Indulge in the delightful fusion of plant-based innovation and traditional flavors with this Vegan Stuffed Paneer Flatbread recipe. Perfect for vegans and food enthusiasts alike, this dish transforms the classic stuffed paneer flatbread into a dairy-free masterpiece using protein-rich crumbled tofu, zesty lemon juice, and aromatic spices like cumin and turmeric. The soft, whole wheat dough wraps around the vibrant filling, creating a hearty, flavor-packed bite. Quick and easy to prepare, with a prep and cook time under 45 minutes, these golden-brown flatbreads are ideal for a cozy dinner, a snack, or even party appetizers. Serve them warm with vegan yogurt or chutney for an irresistible, wholesome experience. Keywords: vegan paneer flatbread, stuffed flatbread, dairy-free recipe, plant-based paneer alternative, vegan comfort food.
In a large mixing bowl, whisk together the whole wheat flour, baking powder, and 1/2 teaspoon of salt.
Add the plain unsweetened coconut yogurt and water to the dry ingredients. Mix until a dough forms. Knead for 5 minutes until smooth. Cover and set aside to rest for 15 minutes.
While the dough rests, prepare the vegan paneer filling. Begin by draining and pressing the firm tofu to remove excess water.
Crumble the tofu into a bowl using your hands or a fork. Add lemon juice, nutritional yeast, ground cumin, turmeric powder, garlic powder, remaining 1/2 teaspoon salt, chopped fresh cilantro, and finely chopped green chili. Mix until well-combined.

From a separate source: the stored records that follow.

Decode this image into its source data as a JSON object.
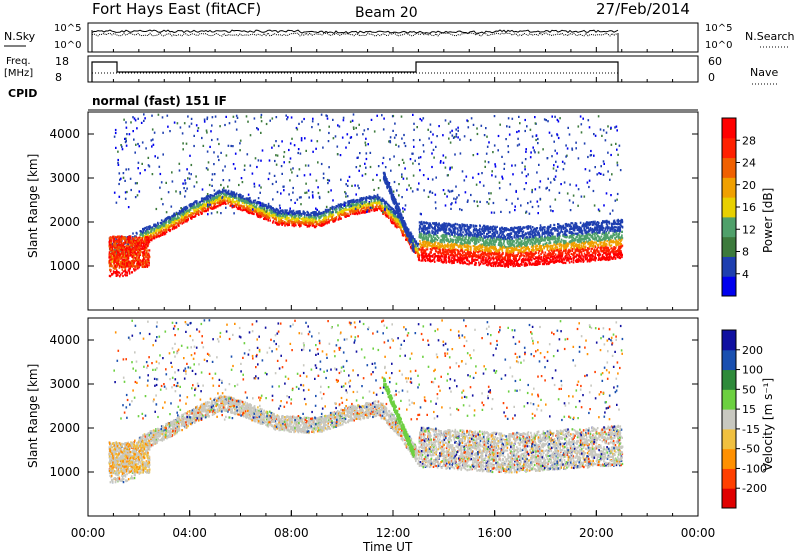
{
  "header": {
    "station": "Fort Hays East (fitACF)",
    "beam": "Beam 20",
    "date": "27/Feb/2014"
  },
  "noise_panel": {
    "left_label": "N.Sky",
    "right_label": "N.Search",
    "left_ticks": [
      "10^5",
      "10^0"
    ],
    "right_ticks": [
      "10^5",
      "10^0"
    ]
  },
  "freq_panel": {
    "left_label_1": "Freq.",
    "left_label_2": "[MHz]",
    "left_ticks": [
      "18",
      "8"
    ],
    "right_label": "Nave",
    "right_ticks": [
      "60",
      "0"
    ]
  },
  "cpid": {
    "label": "CPID",
    "program": "normal (fast) 151 IF"
  },
  "colors": {
    "power": [
      "#0000ee",
      "#1e3fb0",
      "#3c7a3c",
      "#4fa06a",
      "#e8d000",
      "#f0a000",
      "#f06000",
      "#ff2000",
      "#ff0000"
    ],
    "velocity": [
      "#e00000",
      "#ff4000",
      "#ff9000",
      "#f0c040",
      "#c8c8c0",
      "#6cd040",
      "#2e8a3a",
      "#1a50b0",
      "#1010a0"
    ]
  },
  "chart_data": [
    {
      "type": "line",
      "title": "",
      "series": [
        {
          "x": [
            "00:45",
            "01:00",
            "13:00",
            "21:00"
          ],
          "values": [
            18,
            18,
            18,
            18
          ]
        }
      ]
    },
    {
      "type": "heatmap",
      "title": "",
      "ylabel": "Slant Range [km]",
      "ylim": [
        0,
        4500
      ],
      "yticks": [
        "1000",
        "2000",
        "3000",
        "4000"
      ],
      "colorbar_label": "Power [dB]",
      "colorbar_ticks": [
        "28",
        "24",
        "20",
        "16",
        "12",
        "8",
        "4"
      ]
    },
    {
      "type": "heatmap",
      "title": "",
      "ylabel": "Slant Range [km]",
      "ylim": [
        0,
        4500
      ],
      "yticks": [
        "1000",
        "2000",
        "3000",
        "4000"
      ],
      "colorbar_label": "Velocity [m s⁻¹]",
      "colorbar_ticks": [
        "200",
        "100",
        "50",
        "15",
        "-15",
        "-50",
        "-100",
        "-200"
      ],
      "xlabel": "Time UT",
      "xticks": [
        "00:00",
        "04:00",
        "08:00",
        "12:00",
        "16:00",
        "20:00",
        "00:00"
      ],
      "xlim_hours": [
        0,
        24
      ]
    }
  ]
}
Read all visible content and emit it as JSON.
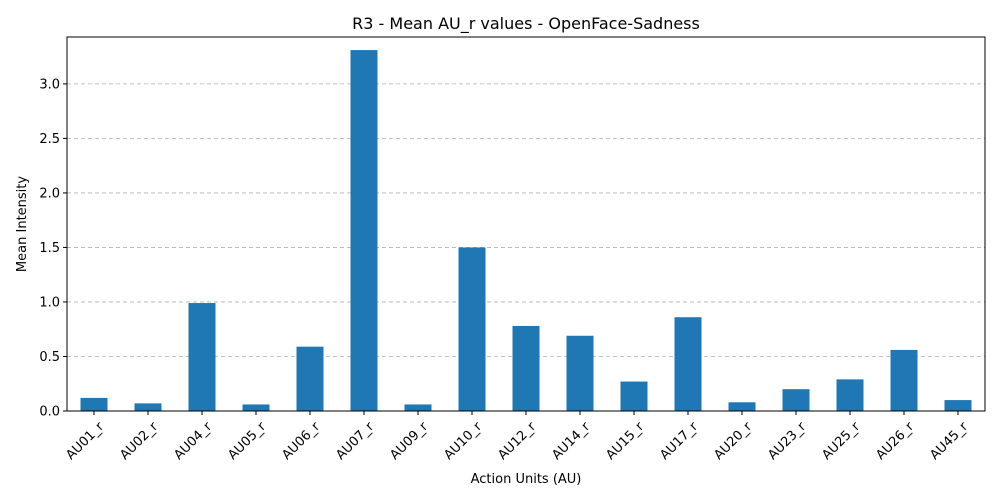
{
  "chart_data": {
    "type": "bar",
    "title": "R3 - Mean AU_r values - OpenFace-Sadness",
    "xlabel": "Action Units (AU)",
    "ylabel": "Mean Intensity",
    "categories": [
      "AU01_r",
      "AU02_r",
      "AU04_r",
      "AU05_r",
      "AU06_r",
      "AU07_r",
      "AU09_r",
      "AU10_r",
      "AU12_r",
      "AU14_r",
      "AU15_r",
      "AU17_r",
      "AU20_r",
      "AU23_r",
      "AU25_r",
      "AU26_r",
      "AU45_r"
    ],
    "values": [
      0.12,
      0.07,
      0.99,
      0.06,
      0.59,
      3.31,
      0.06,
      1.5,
      0.78,
      0.69,
      0.27,
      0.86,
      0.08,
      0.2,
      0.29,
      0.56,
      0.1
    ],
    "ylim": [
      0,
      3.43
    ],
    "yticks": [
      0.0,
      0.5,
      1.0,
      1.5,
      2.0,
      2.5,
      3.0
    ],
    "ytick_labels": [
      "0.0",
      "0.5",
      "1.0",
      "1.5",
      "2.0",
      "2.5",
      "3.0"
    ],
    "grid": "y-dashed",
    "bar_color": "#1f77b4",
    "grid_color": "#b0b0b0"
  }
}
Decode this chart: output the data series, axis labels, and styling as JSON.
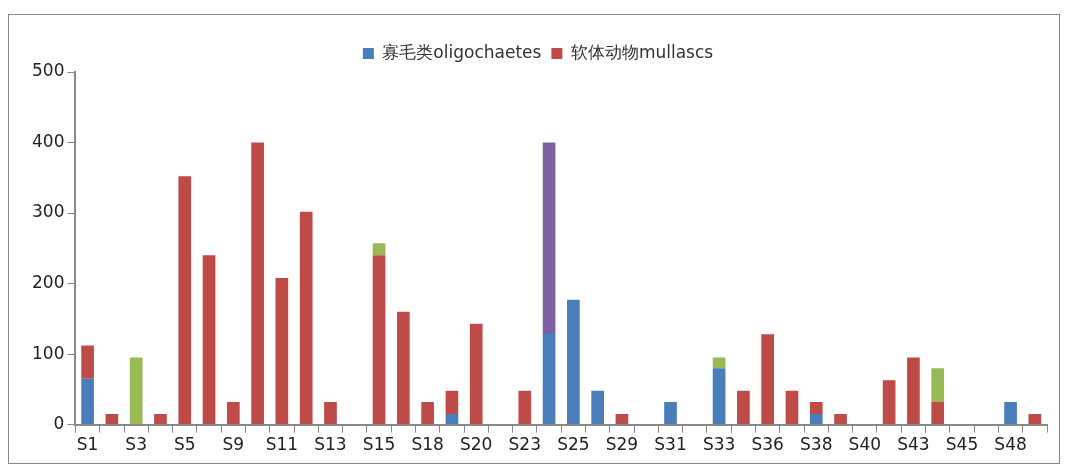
{
  "chart_data": {
    "type": "bar",
    "stacked": true,
    "legend": "top",
    "grid": false,
    "categories": [
      "S1",
      null,
      "S3",
      null,
      "S5",
      null,
      "S9",
      null,
      "S11",
      null,
      "S13",
      null,
      "S15",
      null,
      "S18",
      null,
      "S20",
      null,
      "S23",
      null,
      "S25",
      null,
      "S29",
      null,
      "S31",
      null,
      "S33",
      null,
      "S36",
      null,
      "S38",
      null,
      "S40",
      null,
      "S43",
      null,
      "S45",
      null,
      "S48",
      null
    ],
    "ylim": [
      0,
      500
    ],
    "yticks": [
      0,
      100,
      200,
      300,
      400,
      500
    ],
    "series": [
      {
        "name": "寡毛类oligochaetes",
        "color": "#4a7ebb",
        "values": [
          65,
          null,
          null,
          null,
          null,
          null,
          null,
          null,
          null,
          null,
          null,
          null,
          null,
          null,
          null,
          15,
          null,
          null,
          null,
          130,
          177,
          48,
          null,
          null,
          32,
          null,
          80,
          null,
          null,
          null,
          15,
          null,
          null,
          null,
          null,
          null,
          null,
          null,
          32,
          null
        ]
      },
      {
        "name": "软体动物mullascs",
        "color": "#be4b48",
        "values": [
          47,
          15,
          null,
          15,
          352,
          240,
          32,
          400,
          208,
          302,
          32,
          null,
          240,
          160,
          32,
          33,
          143,
          null,
          48,
          null,
          null,
          null,
          15,
          null,
          null,
          null,
          null,
          48,
          128,
          48,
          17,
          15,
          null,
          63,
          95,
          32,
          null,
          null,
          null,
          15
        ]
      },
      {
        "color": "#98b954",
        "values": [
          null,
          null,
          95,
          null,
          null,
          null,
          null,
          null,
          null,
          null,
          null,
          null,
          17,
          null,
          null,
          null,
          null,
          null,
          null,
          null,
          null,
          null,
          null,
          null,
          null,
          null,
          15,
          null,
          null,
          null,
          null,
          null,
          null,
          null,
          null,
          48,
          null,
          null,
          null,
          null
        ]
      },
      {
        "color": "#7d60a0",
        "values": [
          null,
          null,
          null,
          null,
          null,
          null,
          null,
          null,
          null,
          null,
          null,
          null,
          null,
          null,
          null,
          null,
          null,
          null,
          null,
          270,
          null,
          null,
          null,
          null,
          null,
          null,
          null,
          null,
          null,
          null,
          null,
          null,
          null,
          null,
          null,
          null,
          null,
          null,
          null,
          null
        ]
      }
    ]
  }
}
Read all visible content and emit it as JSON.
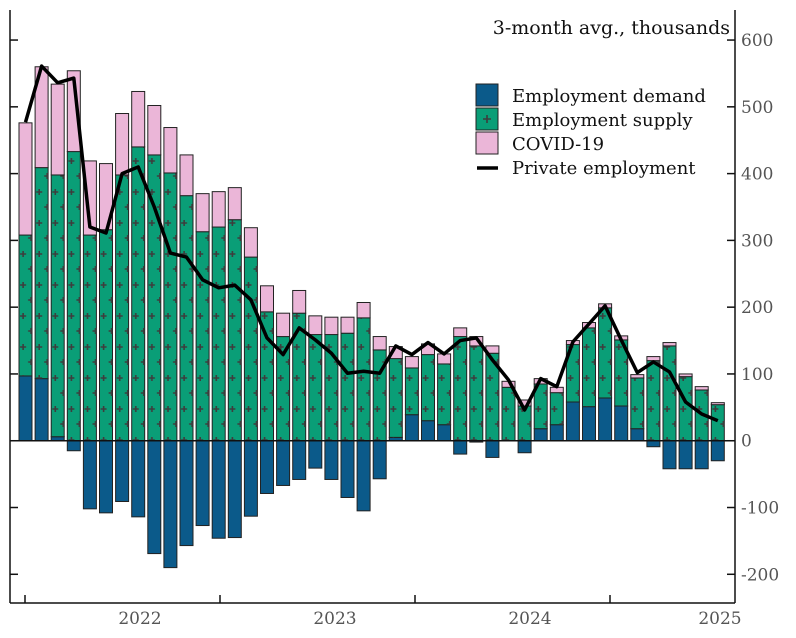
{
  "chart_data": {
    "type": "bar",
    "stacked": true,
    "unit_label": "3-month avg., thousands",
    "x": [
      "2022-01",
      "2022-02",
      "2022-03",
      "2022-04",
      "2022-05",
      "2022-06",
      "2022-07",
      "2022-08",
      "2022-09",
      "2022-10",
      "2022-11",
      "2022-12",
      "2023-01",
      "2023-02",
      "2023-03",
      "2023-04",
      "2023-05",
      "2023-06",
      "2023-07",
      "2023-08",
      "2023-09",
      "2023-10",
      "2023-11",
      "2023-12",
      "2024-01",
      "2024-02",
      "2024-03",
      "2024-04",
      "2024-05",
      "2024-06",
      "2024-07",
      "2024-08",
      "2024-09",
      "2024-10",
      "2024-11",
      "2024-12",
      "2025-01",
      "2025-02",
      "2025-03",
      "2025-04",
      "2025-05",
      "2025-06",
      "2025-07",
      "2025-08"
    ],
    "x_tick_labels": [
      "2022",
      "2023",
      "2024",
      "2025"
    ],
    "y_ticks": [
      -200,
      -100,
      0,
      100,
      200,
      300,
      400,
      500,
      600
    ],
    "ylim": [
      -240,
      645
    ],
    "y_axis_side": "right",
    "grid": false,
    "legend_position": "top-right",
    "series": [
      {
        "name": "Employment demand",
        "kind": "bar",
        "color": "#0b5a8a",
        "values": [
          97,
          93,
          6,
          -15,
          -102,
          -108,
          -91,
          -114,
          -169,
          -190,
          -157,
          -127,
          -146,
          -145,
          -113,
          -79,
          -67,
          -58,
          -41,
          -58,
          -85,
          -105,
          -57,
          5,
          39,
          30,
          24,
          -20,
          -2,
          -25,
          0,
          -18,
          18,
          24,
          58,
          51,
          64,
          52,
          18,
          -9,
          -42,
          -42,
          -42,
          -30
        ]
      },
      {
        "name": "Employment supply",
        "kind": "bar",
        "color": "#0a9e77",
        "hatch": "plus",
        "values": [
          211,
          316,
          392,
          433,
          308,
          316,
          398,
          440,
          428,
          401,
          367,
          313,
          320,
          331,
          275,
          193,
          156,
          191,
          159,
          159,
          161,
          184,
          136,
          118,
          70,
          99,
          91,
          156,
          142,
          131,
          80,
          52,
          67,
          48,
          86,
          118,
          135,
          99,
          76,
          120,
          142,
          96,
          76,
          54
        ]
      },
      {
        "name": "COVID-19",
        "kind": "bar",
        "color": "#ebb6d8",
        "values": [
          168,
          151,
          136,
          121,
          111,
          99,
          92,
          83,
          74,
          68,
          61,
          57,
          53,
          48,
          44,
          39,
          35,
          34,
          28,
          26,
          24,
          23,
          20,
          18,
          17,
          16,
          15,
          13,
          14,
          11,
          9,
          9,
          8,
          8,
          6,
          8,
          6,
          6,
          5,
          6,
          5,
          4,
          5,
          3
        ]
      },
      {
        "name": "Private employment",
        "kind": "line",
        "color": "#000000",
        "values": [
          477,
          561,
          536,
          543,
          320,
          311,
          400,
          410,
          350,
          281,
          275,
          241,
          229,
          233,
          211,
          154,
          129,
          169,
          151,
          131,
          101,
          104,
          101,
          142,
          129,
          147,
          130,
          150,
          154,
          121,
          91,
          46,
          93,
          81,
          148,
          175,
          202,
          151,
          102,
          118,
          103,
          58,
          40,
          30
        ]
      }
    ]
  }
}
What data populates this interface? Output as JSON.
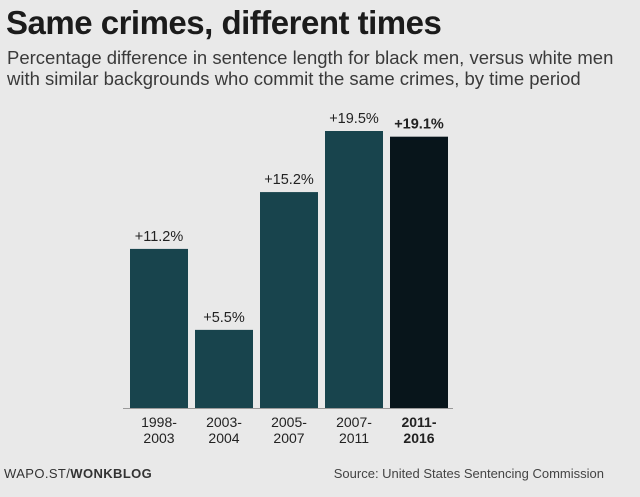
{
  "chart_data": {
    "type": "bar",
    "title": "Same crimes, different times",
    "subtitle": "Percentage difference in sentence length for black men, versus white men with similar backgrounds who commit the same crimes, by time period",
    "categories": [
      [
        "1998-",
        "2003"
      ],
      [
        "2003-",
        "2004"
      ],
      [
        "2005-",
        "2007"
      ],
      [
        "2007-",
        "2011"
      ],
      [
        "2011-",
        "2016"
      ]
    ],
    "values": [
      11.2,
      5.5,
      15.2,
      19.5,
      19.1
    ],
    "value_labels": [
      "+11.2%",
      "+5.5%",
      "+15.2%",
      "+19.5%",
      "+19.1%"
    ],
    "highlight_index": 4,
    "ylim": [
      0,
      20
    ],
    "grid": false,
    "legend": "none",
    "colors": {
      "bar": "#18444d",
      "highlight": "#08151b",
      "baseline": "#9a9a9a"
    }
  },
  "footer": {
    "source_left_prefix": "WAPO.ST/",
    "source_left_bold": "WONKBLOG",
    "source_right": "Source: United States Sentencing Commission"
  }
}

Divide the rested dough into 8 equal portions and roll each into a ball.
Take one dough ball and roll it into a small circle, approximately 5 inches in diameter, using a rolling pin. Place 2 tablespoons of the tofu filling in the center.
Pinch the edges of the dough together to seal the filling inside. Gently flatten the ball and roll it out again into a 6-inch circle. Be careful not to let the filling spill out.
Repeat the process with the remaining dough balls and filling.
Heat a non-stick skillet or griddle over medium heat. Brush the surface with a small amount of olive oil.
Place a rolled-out stuffed flatbread on the skillet and cook for 2-3 minutes, until bubbles form and the bottom is golden brown.
Flip the flatbread and cook the other side for an additional 2-3 minutes, brushing with more olive oil if needed.
Repeat with the remaining flatbreads.
Serve the vegan stuffed paneer flatbreads warm with vegan yogurt or chutney for dipping.
Calories |
1666 | ||
|---|---|---|---|
% Daily Value* |
|||
| Total Fat | 69.1 g | 89% | |
| Saturated Fat | 23.3 g | 116% | |
| Polyunsaturated Fat | 2.7 g | ||
| Cholesterol | 0 mg | 0% | |
| Sodium | 2936 mg | 128% | |
| Total Carbohydrate | 200.9 g | 73% | |
| Dietary Fiber | 38.9 g | 139% | |
| Total Sugars | 10.2 g | ||
| Protein | 83.3 g | 167% | |
| Vitamin D | 0.0 mcg | 0% | |
| Calcium | 760 mg | 58% | |
| Iron | 19.3 mg | 107% | |
| Potassium | 2081 mg | 44% | |
*The % Daily Value tells you how much a nutrient in a serving of food contributes to a daily diet. 2,000 calories a day is used for general nutrition advice.